Washington, D.C. (Nov. 4, 2013) – The Biotechnology Industry Organization (BIO), Growth Energy, and the Renewable Fuels Association (RFA) filed a motion in the U.S. Court of Appeals for the District of Columbia Circuit to intervene in support of the Environmental Protection Agency’s (EPA) Renewable Fuel Standard (RFS2) 2013 final rule, which is currently being challenged by Monroe Energy, the American Petroleum Institute (API) and the American Fuel and Petrochemical Manufacturers (AFPM). The filing was made on Friday, Nov. 1.
BIO, Growth Energy and RFA represent the broadest spectrum of biofuel producers, advanced biofuel technology developers, and energy crop developers, all of whom depend on stable implementation of the RFS. The groups are asking the Court’s permission to intervene in this lawsuit on behalf of their member companies, who have a direct and substantial interest in this case that cannot be adequately represented by any other party. With this lawsuit, Monroe Energy, API and AFPM are seeking a reduction of the 2013 volume obligations for all renewable fuels. That would have a direct impact on the interests of the biofuel trade groups’ member companies. “Moreover, a reduction in the volumetric requirement for any one type of renewable fuel under the RFS could affect the demand for other types of renewable fuels,” the groups stated in the filing.

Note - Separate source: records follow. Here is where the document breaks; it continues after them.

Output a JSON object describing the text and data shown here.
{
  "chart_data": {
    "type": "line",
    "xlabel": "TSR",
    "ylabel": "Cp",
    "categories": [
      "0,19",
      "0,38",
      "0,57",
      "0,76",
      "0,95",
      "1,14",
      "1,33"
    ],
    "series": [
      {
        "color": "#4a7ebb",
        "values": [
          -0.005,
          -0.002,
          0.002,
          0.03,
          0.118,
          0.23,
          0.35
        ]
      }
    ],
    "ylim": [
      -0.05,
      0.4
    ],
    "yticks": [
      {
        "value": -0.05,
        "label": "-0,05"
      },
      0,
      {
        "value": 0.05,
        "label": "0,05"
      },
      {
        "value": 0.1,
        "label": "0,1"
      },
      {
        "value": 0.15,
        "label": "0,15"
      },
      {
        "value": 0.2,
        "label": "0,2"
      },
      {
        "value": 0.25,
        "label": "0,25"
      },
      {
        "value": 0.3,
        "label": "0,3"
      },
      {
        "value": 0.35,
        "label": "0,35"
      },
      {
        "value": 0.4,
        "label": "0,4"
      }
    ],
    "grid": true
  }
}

This same Court in January 2013 upheld EPA’s authority to set advanced and cellulosic biofuel volume obligations at the maximum achievable level, in order to achieve Congress’ intent to promote production and use of renewable fuels. The trade groups will ask the Court to reaffirm this finding.
The case is D.C. Circuit case No. 13-1265, Monroe Energy, LLC v. United States Environmental Protection Agency, which has been consolidated with cases 13-1267 and 13-1268.